Processor affinity and binding

Processor affinity is the probability of dispatching of a thread to the processor that was previously executing it. The degree of emphasis on processor affinity should vary directly with the size of the thread's cache working set and inversely with the length of time since it was last dispatched. The AIX® Version 4 dispatcher enforces affinity with the processors, so affinity is done implicitly by the operating system.

If a thread is interrupted and later redispatched to the same processor, the processor's cache might still contain lines that belong to the thread. If the thread is dispatched to a different processor, it will probably experience a series of cache misses until its cache working set has been retrieved from RAM or the other processor's cache. On the other hand, if a dispatchable thread has to wait until the processor that it was previously running on is available, the thread may experience an even longer delay.
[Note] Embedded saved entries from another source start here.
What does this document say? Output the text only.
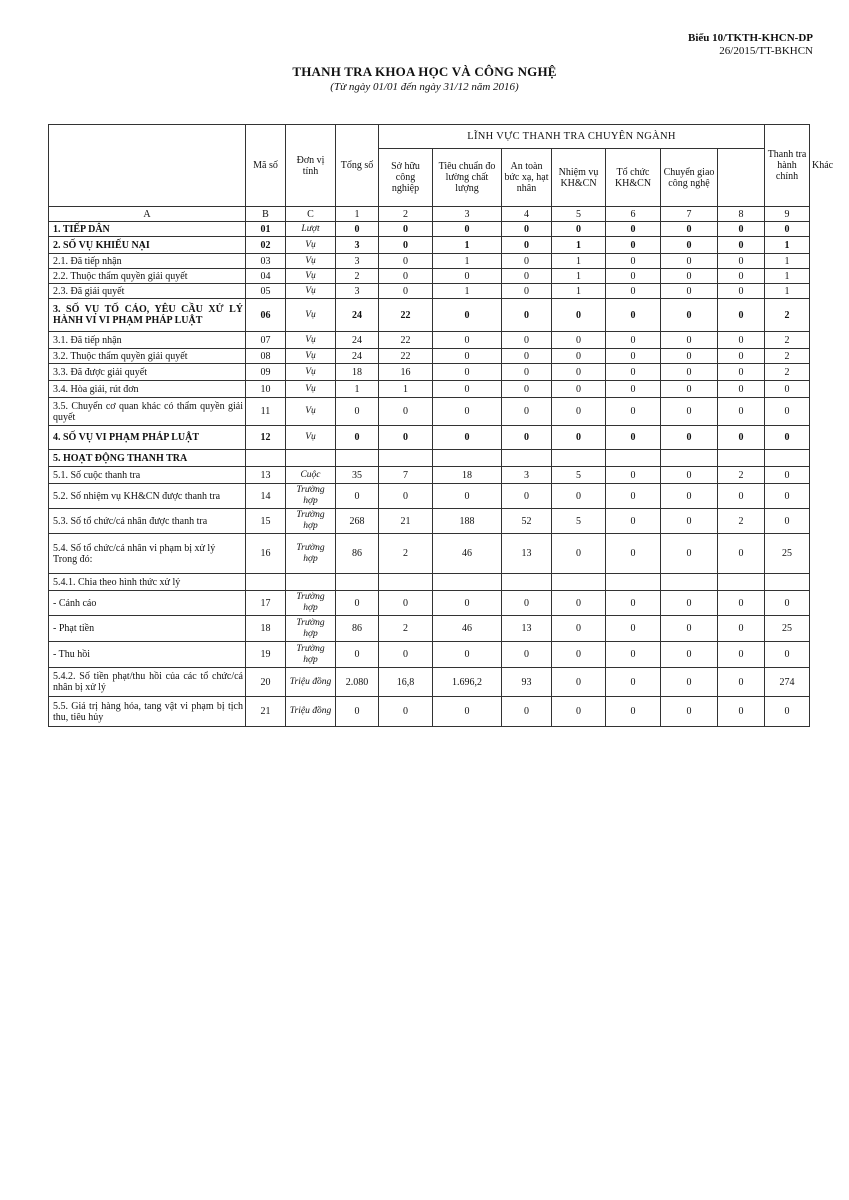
Biểu 10/TKTH-KHCN-DP
26/2015/TT-BKHCN
THANH TRA KHOA HỌC VÀ CÔNG NGHỆ
(Từ ngày 01/01 đến ngày 31/12 năm 2016)
	Mã số	Đơn vị tính	Tổng số	LĨNH VỰC THANH TRA CHUYÊN NGÀNH							Thanh tra hành chính	Khác
				Sở hữu công nghiệp	Tiêu chuẩn đo lường chất lượng	An toàn bức xạ, hạt nhân	Nhiệm vụ KH&CN	Tổ chức KH&CN	Chuyển giao công nghệ			
A	B	C	1	2	3	4	5	6	7	8	9	
1. TIẾP DÂN	01	Lượt	0	0	0	0	0	0	0	0	0	
2. SỐ VỤ KHIẾU NẠI	02	Vụ	3	0	1	0	1	0	0	0	1	
2.1. Đã tiếp nhận	03	Vụ	3	0	1	0	1	0	0	0	1	
2.2. Thuộc thẩm quyền giải quyết	04	Vụ	2	0	0	0	1	0	0	0	1	
2.3. Đã giải quyết	05	Vụ	3	0	1	0	1	0	0	0	1	
3. SỐ VỤ TỐ CÁO, YÊU CẦU XỬ LÝ HÀNH VI VI PHẠM PHÁP LUẬT	06	Vụ	24	22	0	0	0	0	0	0	2	
3.1. Đã tiếp nhận	07	Vụ	24	22	0	0	0	0	0	0	2	
3.2. Thuộc thẩm quyền giải quyết	08	Vụ	24	22	0	0	0	0	0	0	2	
3.3. Đã được giải quyết	09	Vụ	18	16	0	0	0	0	0	0	2	
3.4. Hòa giải, rút đơn	10	Vụ	1	1	0	0	0	0	0	0	0	
3.5. Chuyển cơ quan khác có thẩm quyền giải quyết	11	Vụ	0	0	0	0	0	0	0	0	0	
4. SỐ VỤ VI PHẠM PHÁP LUẬT	12	Vụ	0	0	0	0	0	0	0	0	0	
5. HOẠT ĐỘNG THANH TRA												
5.1. Số cuộc thanh tra	13	Cuộc	35	7	18	3	5	0	0	2	0	
5.2. Số nhiệm vụ KH&CN được thanh tra	14	Trường hợp	0	0	0	0	0	0	0	0	0	
5.3. Số tổ chức/cá nhân được thanh tra	15	Trường hợp	268	21	188	52	5	0	0	2	0	
5.4. Số tổ chức/cá nhân vi phạm bị xử lý
Trong đó:	16	Trường hợp	86	2	46	13	0	0	0	0	25	
5.4.1. Chia theo hình thức xử lý												
- Cảnh cáo	17	Trường hợp	0	0	0	0	0	0	0	0	0	
- Phạt tiền	18	Trường hợp	86	2	46	13	0	0	0	0	25	
- Thu hồi	19	Trường hợp	0	0	0	0	0	0	0	0	0	
5.4.2. Số tiền phạt/thu hồi của các tổ chức/cá nhân bị xử lý	20	Triệu đồng	2.080	16,8	1.696,2	93	0	0	0	0	274	
5.5. Giá trị hàng hóa, tang vật vi phạm bị tịch thu, tiêu hủy	21	Triệu đồng	0	0	0	0	0	0	0	0	0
The highest possible degree of processor affinity is to bind a thread to a specific processor. Binding means that the thread will be dispatched to that processor only, regardless of the availability of other processors. The bindprocessor command and the bindprocessor() subroutine bind the thread (or threads) of a specified process to a particular processor (see The bindprocessor command). Explicit binding is inherited through fork() and exec() system calls.
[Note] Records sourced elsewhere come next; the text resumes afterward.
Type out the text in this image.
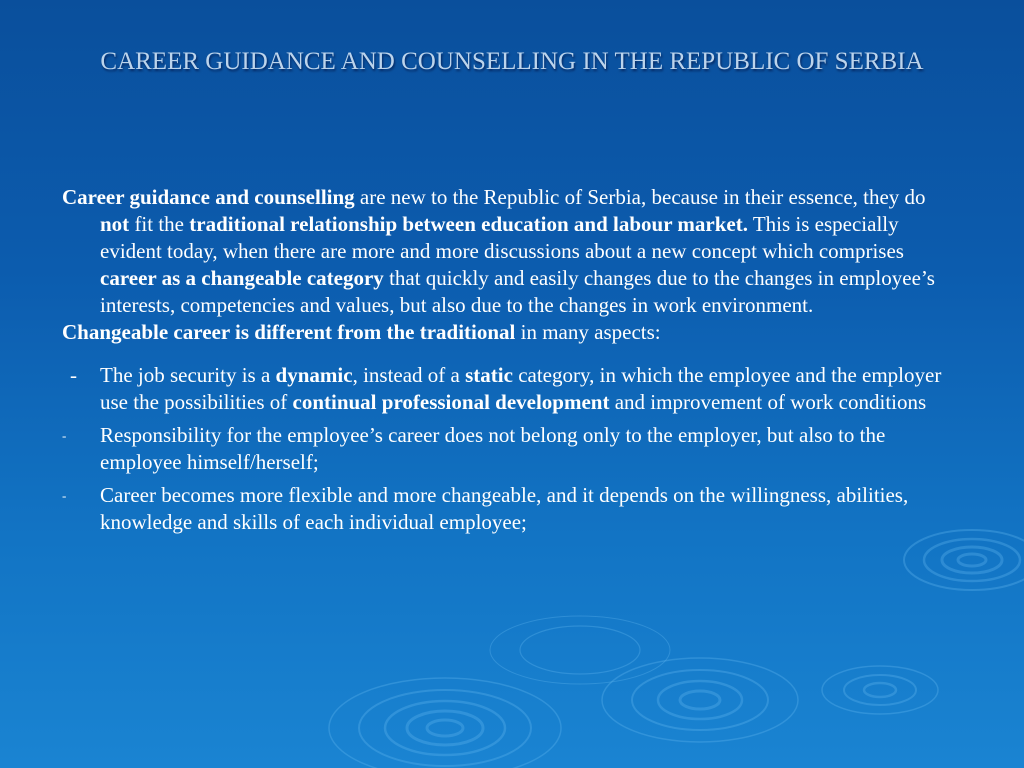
CAREER GUIDANCE AND COUNSELLING IN THE REPUBLIC OF SERBIA

Career guidance and counselling are new to the Republic of Serbia, because in their essence, they do not fit the traditional relationship between education and labour market. This is especially evident today, when there are more and more discussions about a new concept which comprises career as a changeable category that quickly and easily changes due to the changes in employee’s interests, competencies and values, but also due to the changes in work environment.

Changeable career is different from the traditional in many aspects:

-	The job security is a dynamic, instead of a static category, in which the employee and the employer use the possibilities of continual professional development and improvement of work conditions
-	Responsibility for the employee’s career does not belong only to the employer, but also to the employee himself/herself;
-	Career becomes more flexible and more changeable, and it depends on the willingness, abilities, knowledge and skills of each individual employee;
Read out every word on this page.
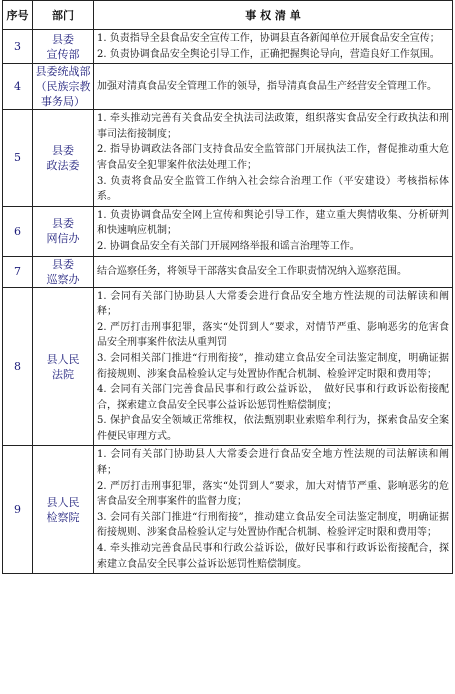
序号	部门	事 权 清 单
3	县委
宣传部	1. 负责指导全县食品安全宣传工作，协调县直各新闻单位开展食品安全宣传；
2. 负责协调食品安全舆论引导工作，正确把握舆论导向，营造良好工作氛围。

4	县委统战部
（民族宗教
事务局）	加强对清真食品安全管理工作的领导，指导清真食品生产经营安全管理工作。

5	县委
政法委	1. 牵头推动完善有关食品安全执法司法政策，组织落实食品安全行政执法和刑事司法衔接制度；
2. 指导协调政法各部门支持食品安全监管部门开展执法工作，督促推动重大危害食品安全犯罪案件依法处理工作；
3. 负责将食品安全监管工作纳入社会综合治理工作（平安建设）考核指标体系。

6	县委
网信办	1. 负责协调食品安全网上宣传和舆论引导工作，建立重大舆情收集、分析研判和快速响应机制；
2. 协调食品安全有关部门开展网络举报和谣言治理等工作。

7	县委
巡察办	结合巡察任务，将领导干部落实食品安全工作职责情况纳入巡察范围。

8	县人民
法院	1. 会同有关部门协助县人大常委会进行食品安全地方性法规的司法解读和阐释；
2. 严厉打击刑事犯罪，落实“处罚到人”要求，对情节严重、影响恶劣的危害食品安全刑事案件依法从重判罚
3. 会同相关部门推进“行刑衔接”，推动建立食品安全司法鉴定制度，明确证据衔接规则、涉案食品检验认定与处置协作配合机制、检验评定时限和费用等；
4. 会同有关部门完善食品民事和行政公益诉讼，　做好民事和行政诉讼衔接配合，探索建立食品安全民事公益诉讼惩罚性赔偿制度；
5. 保护食品安全领域正常维权，依法甄别职业索赔牟利行为，探索食品安全案件便民审理方式。

9	县人民
检察院	1. 会同有关部门协助县人大常委会进行食品安全地方性法规的司法解读和阐释；
2. 严厉打击刑事犯罪，落实“处罚到人”要求，加大对情节严重、影响恶劣的危害食品安全刑事案件的监督力度；
3. 会同有关部门推进“行刑衔接”，推动建立食品安全司法鉴定制度，明确证据衔接规则、涉案食品检验认定与处置协作配合机制、检验评定时限和费用等；
4. 牵头推动完善食品民事和行政公益诉讼，做好民事和行政诉讼衔接配合，探索建立食品安全民事公益诉讼惩罚性赔偿制度。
The binding can be useful for CPU-intensive programs that experience few interrupts. It can sometimes be counterproductive for ordinary programs, because it may delay the redispatch of a thread after an I/O until the processor to which the thread is bound becomes available. If the thread has been blocked for the duration of an I/O operation, it is unlikely that much of its processing context remains in the caches of the processor to which it is bound. The thread would probably be better served if it were dispatched to the next available processor.